The Shifting Paradigm in the Science of Consciousness

Published in The Peace Table, 2025

This article traces the growing pressure on materialist, brain-bound theories of consciousness from anomalous data—specifically near-death experiences (NDEs), parapsychological research, and quantum biology—opening space for non-local models of awareness. Using Paul C. Mocombe’s “Consciousness Field Theory” (CFT) as a critical case study, the work examines attempts to stretch materialism to accommodate phenomena like veridical perception during cardiac arrest and precognition without abandoning scientific discourse. Mocombe’s theory posits “psychions” (elementary particles of consciousness) that are received—not generated—by the brain’s electromagnetic field, eventually returning to an “absolute vacuum” constituting an akashic repository of all lived experience.
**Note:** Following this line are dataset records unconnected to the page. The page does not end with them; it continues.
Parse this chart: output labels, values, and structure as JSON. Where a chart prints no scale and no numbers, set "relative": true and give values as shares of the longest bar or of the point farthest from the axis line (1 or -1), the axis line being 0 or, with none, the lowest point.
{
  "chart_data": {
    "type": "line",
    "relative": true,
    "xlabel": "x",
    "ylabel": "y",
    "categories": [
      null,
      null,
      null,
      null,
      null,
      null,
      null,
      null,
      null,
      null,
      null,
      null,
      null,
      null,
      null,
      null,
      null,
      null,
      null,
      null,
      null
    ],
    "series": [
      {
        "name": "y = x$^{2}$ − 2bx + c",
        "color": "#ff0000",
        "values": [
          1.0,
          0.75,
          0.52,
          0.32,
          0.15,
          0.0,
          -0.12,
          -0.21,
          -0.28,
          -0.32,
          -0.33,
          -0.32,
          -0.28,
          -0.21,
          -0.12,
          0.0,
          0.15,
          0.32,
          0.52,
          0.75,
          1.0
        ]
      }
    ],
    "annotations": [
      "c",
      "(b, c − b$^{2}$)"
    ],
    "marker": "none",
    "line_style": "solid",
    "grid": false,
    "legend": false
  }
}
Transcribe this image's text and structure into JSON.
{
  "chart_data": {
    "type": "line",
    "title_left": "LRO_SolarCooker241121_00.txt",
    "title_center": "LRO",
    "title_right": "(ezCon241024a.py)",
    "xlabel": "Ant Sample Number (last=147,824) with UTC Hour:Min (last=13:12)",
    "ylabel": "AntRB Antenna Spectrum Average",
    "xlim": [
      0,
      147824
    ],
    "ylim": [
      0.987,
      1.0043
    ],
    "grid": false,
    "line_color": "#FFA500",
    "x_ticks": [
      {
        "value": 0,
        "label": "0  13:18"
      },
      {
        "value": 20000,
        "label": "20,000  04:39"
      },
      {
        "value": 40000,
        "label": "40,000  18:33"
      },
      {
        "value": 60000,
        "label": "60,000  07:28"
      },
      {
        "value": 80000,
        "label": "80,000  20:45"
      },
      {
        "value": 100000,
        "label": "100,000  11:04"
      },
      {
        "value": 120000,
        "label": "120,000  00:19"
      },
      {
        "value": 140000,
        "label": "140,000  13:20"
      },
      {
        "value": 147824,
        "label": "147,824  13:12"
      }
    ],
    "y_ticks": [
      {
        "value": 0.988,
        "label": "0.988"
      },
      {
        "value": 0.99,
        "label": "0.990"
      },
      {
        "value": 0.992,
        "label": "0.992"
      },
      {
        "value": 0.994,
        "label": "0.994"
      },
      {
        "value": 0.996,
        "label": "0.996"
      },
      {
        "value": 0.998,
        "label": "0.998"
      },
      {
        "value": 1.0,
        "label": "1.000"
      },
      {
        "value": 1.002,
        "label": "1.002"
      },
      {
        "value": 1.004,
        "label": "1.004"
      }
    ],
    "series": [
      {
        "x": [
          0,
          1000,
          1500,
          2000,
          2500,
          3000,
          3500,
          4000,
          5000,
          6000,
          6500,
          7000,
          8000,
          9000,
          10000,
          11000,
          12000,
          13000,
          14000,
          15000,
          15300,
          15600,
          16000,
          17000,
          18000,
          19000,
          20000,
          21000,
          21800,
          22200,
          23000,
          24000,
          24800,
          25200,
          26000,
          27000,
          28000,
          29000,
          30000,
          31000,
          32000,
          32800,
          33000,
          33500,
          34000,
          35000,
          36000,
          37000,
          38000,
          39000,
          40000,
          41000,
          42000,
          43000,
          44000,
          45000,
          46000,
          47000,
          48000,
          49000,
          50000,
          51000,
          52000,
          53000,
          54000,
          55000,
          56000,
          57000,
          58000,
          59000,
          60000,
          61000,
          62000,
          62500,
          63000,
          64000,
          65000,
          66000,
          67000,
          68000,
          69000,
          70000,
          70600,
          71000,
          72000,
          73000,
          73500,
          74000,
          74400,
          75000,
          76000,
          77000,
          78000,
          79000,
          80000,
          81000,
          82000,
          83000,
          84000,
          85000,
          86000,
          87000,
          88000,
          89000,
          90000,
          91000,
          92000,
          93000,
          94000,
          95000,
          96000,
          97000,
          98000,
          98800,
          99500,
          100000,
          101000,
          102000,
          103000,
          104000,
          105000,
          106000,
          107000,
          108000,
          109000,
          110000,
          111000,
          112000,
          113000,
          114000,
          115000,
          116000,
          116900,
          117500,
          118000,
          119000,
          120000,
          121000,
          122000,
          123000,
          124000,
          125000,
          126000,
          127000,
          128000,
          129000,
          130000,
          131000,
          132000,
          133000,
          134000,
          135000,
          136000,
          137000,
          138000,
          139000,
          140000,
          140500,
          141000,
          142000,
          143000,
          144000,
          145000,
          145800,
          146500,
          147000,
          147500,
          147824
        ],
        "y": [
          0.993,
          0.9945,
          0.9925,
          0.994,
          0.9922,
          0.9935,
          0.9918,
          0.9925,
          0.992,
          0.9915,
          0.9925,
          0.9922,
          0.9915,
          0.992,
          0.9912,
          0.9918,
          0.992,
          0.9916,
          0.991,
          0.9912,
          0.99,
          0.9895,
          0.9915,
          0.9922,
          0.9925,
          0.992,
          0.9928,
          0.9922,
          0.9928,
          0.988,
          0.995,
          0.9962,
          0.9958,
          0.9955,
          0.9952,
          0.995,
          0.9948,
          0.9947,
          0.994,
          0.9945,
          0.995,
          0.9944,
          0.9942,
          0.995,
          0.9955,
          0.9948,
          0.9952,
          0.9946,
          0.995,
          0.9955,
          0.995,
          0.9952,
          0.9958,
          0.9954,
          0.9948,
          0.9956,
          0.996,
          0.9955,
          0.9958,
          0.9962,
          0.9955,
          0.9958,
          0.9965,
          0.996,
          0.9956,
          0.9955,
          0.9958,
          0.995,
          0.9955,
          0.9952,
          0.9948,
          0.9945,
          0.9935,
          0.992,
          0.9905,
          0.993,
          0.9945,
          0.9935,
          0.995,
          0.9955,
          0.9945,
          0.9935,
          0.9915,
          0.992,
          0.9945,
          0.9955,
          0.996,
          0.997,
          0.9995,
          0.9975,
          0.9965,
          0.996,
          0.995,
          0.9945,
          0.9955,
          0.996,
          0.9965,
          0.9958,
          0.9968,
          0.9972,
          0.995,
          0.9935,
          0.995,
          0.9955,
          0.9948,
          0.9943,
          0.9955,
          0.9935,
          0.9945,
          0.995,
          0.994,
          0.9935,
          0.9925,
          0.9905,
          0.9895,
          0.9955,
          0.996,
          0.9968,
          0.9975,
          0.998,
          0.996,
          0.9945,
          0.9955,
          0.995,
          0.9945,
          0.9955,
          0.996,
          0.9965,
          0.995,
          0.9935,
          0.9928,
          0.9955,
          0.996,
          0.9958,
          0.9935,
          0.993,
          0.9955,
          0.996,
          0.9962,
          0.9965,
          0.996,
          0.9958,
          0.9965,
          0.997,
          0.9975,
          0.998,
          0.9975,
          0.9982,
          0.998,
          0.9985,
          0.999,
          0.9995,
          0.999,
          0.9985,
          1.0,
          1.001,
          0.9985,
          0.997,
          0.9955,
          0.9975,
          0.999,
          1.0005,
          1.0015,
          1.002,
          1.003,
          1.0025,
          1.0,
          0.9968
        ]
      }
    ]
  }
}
The article identifies both promise and peril in such frameworks: while they legitimize investigation beyond reductive neural computation, they risk importing unexamined ideological baggage. Specifically, it critiques the gendered/Gnostic theological undercurrents in CFT’s reproductive metaphors (the electromagnetic “womb” receiving seminal psychions), the hazard of reasserting human cognitive privilege over non-human consciousness, and the tendency to foreclose “spiritual” discussions while essentially re-describing traditional soul-concepts in quantum terminology. Drawing on Einstein’s “vastly superior intelligence,” the piece advocates for rigorous but fearless openness—entertaining post-materialist hypotheses (including the possibility of distributed egoic identity beyond human brains) while avoiding both reductionist prejudice and unfalsifiable metaphysics.

Key Points

  • Analyzes the crisis of materialist neuroscience (the “neuronal computational” model) in light of anomalous evidence from near-death experiences (NDEs), parapsychology, and quantum biology
  • Uses Paul C. Mocombe’s Consciousness Field Theory (CFT) as a critical case study of attempts to extend materialism into non-local explanations without abandoning scientific discourse
  • Examines CFT’s core mechanism: “psychions” (elementary particles of consciousness) received by the brain’s electromagnetic field, later returning to an “absolute vacuum” constituting a cosmic repository of all experience
  • Identifies ideological pitfalls in emerging quantum theories of mind: unexamined gendered theological metaphors (reproductive/Gnostic frameworks of “wombs” and “seminal” particles), the risk of reasserting human cognitive privilege, and foreclosing consideration of non-human consciousness
  • Critiques the strained preservation of materialism—noting that “psychions” with properties of eternal recycling and non-local persistence are functionally indistinguishable from traditional soul/atman concepts, despite nomenclature differences
  • Advocates for “rigorous but fearless openness”: entertaining post-materialist hypotheses (distributed egoic identity, cosmic fields endowed with emergent awareness) while maintaining scientific rigor and avoiding both reductionist prejudice and unfalsifiable metaphysics
  • Situates the paradigm shift within broader questions of “why I?”—challenging premature foreclosure of the possibility that consciousness and selfhood extend beyond human neurological boundaries

Recommended citation: Sosteric, Mike. (2025). "The Shifting Paradigm in the Science of Consciousness. The Peace Table."